Förderpreis der Agrarwirtschaft "Z"


Foto: Natalie Färber

Dr. Eva-Marie Meemken, Harm Böckmann und Thiemo Buchner haben den Förderpreis der Agrarwirtschaft 2017 erhalten. Die agrarzeitung (dfv Mediengruppe) vergibt diese Auszeichnung jährlich an besonders engagierte und erfolgreiche junge Talente im Agribusiness. Eine schon renommierte Wissenschaftlerin, die die sozio-ökonomischen Zusammenhänge verstehen will und die Auswirkungen von Nachhaltigkeitsstandards unter die Lupe nimmt, ein kreativer Wurstnerd, der mit seinem Start-up Tierwohl entlang der Wertschöpfungskette transparent macht und gleichzeitig eine leckere Salami anbietet, sowie ein Technikfan, der mit kleinen vernetzten Robotern die Landwirtschaft revolutionieren möchte.
Die Themen der drei Preisträger, die auf dem traditionellen Gala-Abend der agrarzeitung (az) in Hannover ausgezeichnet wurden, sind sehr unterschiedlich. Die Jury zeigte sich beeindruckt von dem vernetzten Denken, dem Blick über den Tellerrand und dem Bestreben, sich für eine nachhaltigere Zukunft einzusetzen, sowie der praxisnahen Herangehensweise der drei Talente.



Nina Zimmermann

Nina Zimmermann (2014)

Durch Skandale wie Dioxin im Futter oder Nitrofen im Getreide wird das Vertrauen der Verbraucher immer wieder erschüttert.

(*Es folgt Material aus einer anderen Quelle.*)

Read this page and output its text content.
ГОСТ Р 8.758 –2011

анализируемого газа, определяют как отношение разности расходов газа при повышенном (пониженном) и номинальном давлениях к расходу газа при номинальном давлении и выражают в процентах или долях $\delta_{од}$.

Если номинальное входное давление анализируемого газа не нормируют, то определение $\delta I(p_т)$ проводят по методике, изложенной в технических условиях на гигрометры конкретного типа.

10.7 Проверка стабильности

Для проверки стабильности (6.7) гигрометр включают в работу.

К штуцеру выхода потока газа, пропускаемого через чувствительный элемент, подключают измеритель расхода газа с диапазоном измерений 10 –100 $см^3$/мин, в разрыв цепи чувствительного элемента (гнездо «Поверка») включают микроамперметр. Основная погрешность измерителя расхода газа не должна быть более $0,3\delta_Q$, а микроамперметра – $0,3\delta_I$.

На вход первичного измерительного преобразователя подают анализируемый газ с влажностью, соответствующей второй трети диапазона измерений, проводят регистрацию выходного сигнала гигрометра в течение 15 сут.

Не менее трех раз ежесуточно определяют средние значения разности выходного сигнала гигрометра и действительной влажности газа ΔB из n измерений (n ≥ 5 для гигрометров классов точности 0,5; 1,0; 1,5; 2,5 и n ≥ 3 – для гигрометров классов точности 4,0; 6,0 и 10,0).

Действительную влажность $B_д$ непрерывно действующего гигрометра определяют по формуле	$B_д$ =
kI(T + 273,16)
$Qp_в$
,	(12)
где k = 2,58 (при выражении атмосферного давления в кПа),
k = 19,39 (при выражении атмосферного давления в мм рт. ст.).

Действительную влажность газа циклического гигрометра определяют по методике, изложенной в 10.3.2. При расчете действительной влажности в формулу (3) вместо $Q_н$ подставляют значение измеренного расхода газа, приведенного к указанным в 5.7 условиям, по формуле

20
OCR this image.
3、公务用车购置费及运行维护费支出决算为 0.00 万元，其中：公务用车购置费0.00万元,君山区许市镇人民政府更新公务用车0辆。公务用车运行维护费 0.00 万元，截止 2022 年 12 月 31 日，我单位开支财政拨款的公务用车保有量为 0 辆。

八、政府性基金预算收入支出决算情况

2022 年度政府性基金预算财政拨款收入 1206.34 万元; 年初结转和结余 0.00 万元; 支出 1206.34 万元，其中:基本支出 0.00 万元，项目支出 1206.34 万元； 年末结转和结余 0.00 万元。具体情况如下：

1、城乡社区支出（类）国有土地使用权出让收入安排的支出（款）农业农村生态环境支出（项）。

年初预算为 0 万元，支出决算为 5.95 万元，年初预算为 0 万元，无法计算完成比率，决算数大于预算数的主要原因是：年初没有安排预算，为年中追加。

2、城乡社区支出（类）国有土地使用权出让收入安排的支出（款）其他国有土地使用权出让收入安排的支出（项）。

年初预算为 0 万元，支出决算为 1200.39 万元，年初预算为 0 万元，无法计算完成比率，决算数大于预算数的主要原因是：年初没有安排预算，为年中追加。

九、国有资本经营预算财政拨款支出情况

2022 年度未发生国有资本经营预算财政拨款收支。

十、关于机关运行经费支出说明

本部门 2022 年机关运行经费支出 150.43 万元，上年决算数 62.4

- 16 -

Nina Zimmermann will die Wertschöpfungskette sicherer machen. „Das Qualitätsmanagement ist auf den einzelnen Ebenen bereits recht genau, es fehlt aber noch ein konsequenter Austausch zwischen den einzelnen Akteuren“, sagt sie. Die 31-Jährige, die bei der RWZ-Genossenschaft Rhein-Main in Hanau das Qualitätsmanagement verantwortet, promoviert über das Thema und entwickelt neben ihrem Beruf seit drei Jahren an der TU München ein praxisnahes Konzept für eine Plattform im Getreide-Qualitätsmanagement. Entstehen soll eine elektronische Schnittstelle vom Landwirt über den Agrarspediteur und den Handel bis zur Lebensmittelindustrie über eine App und QR-Codes. „Beide Lösungen sorgen für mehr Transparenz und vor allem für Kosteneinsparungen“, sagt Zimmermann. Immer noch würden viele Daten von Hand eingetragen, was zeitaufwendig und fehleranfällig sei.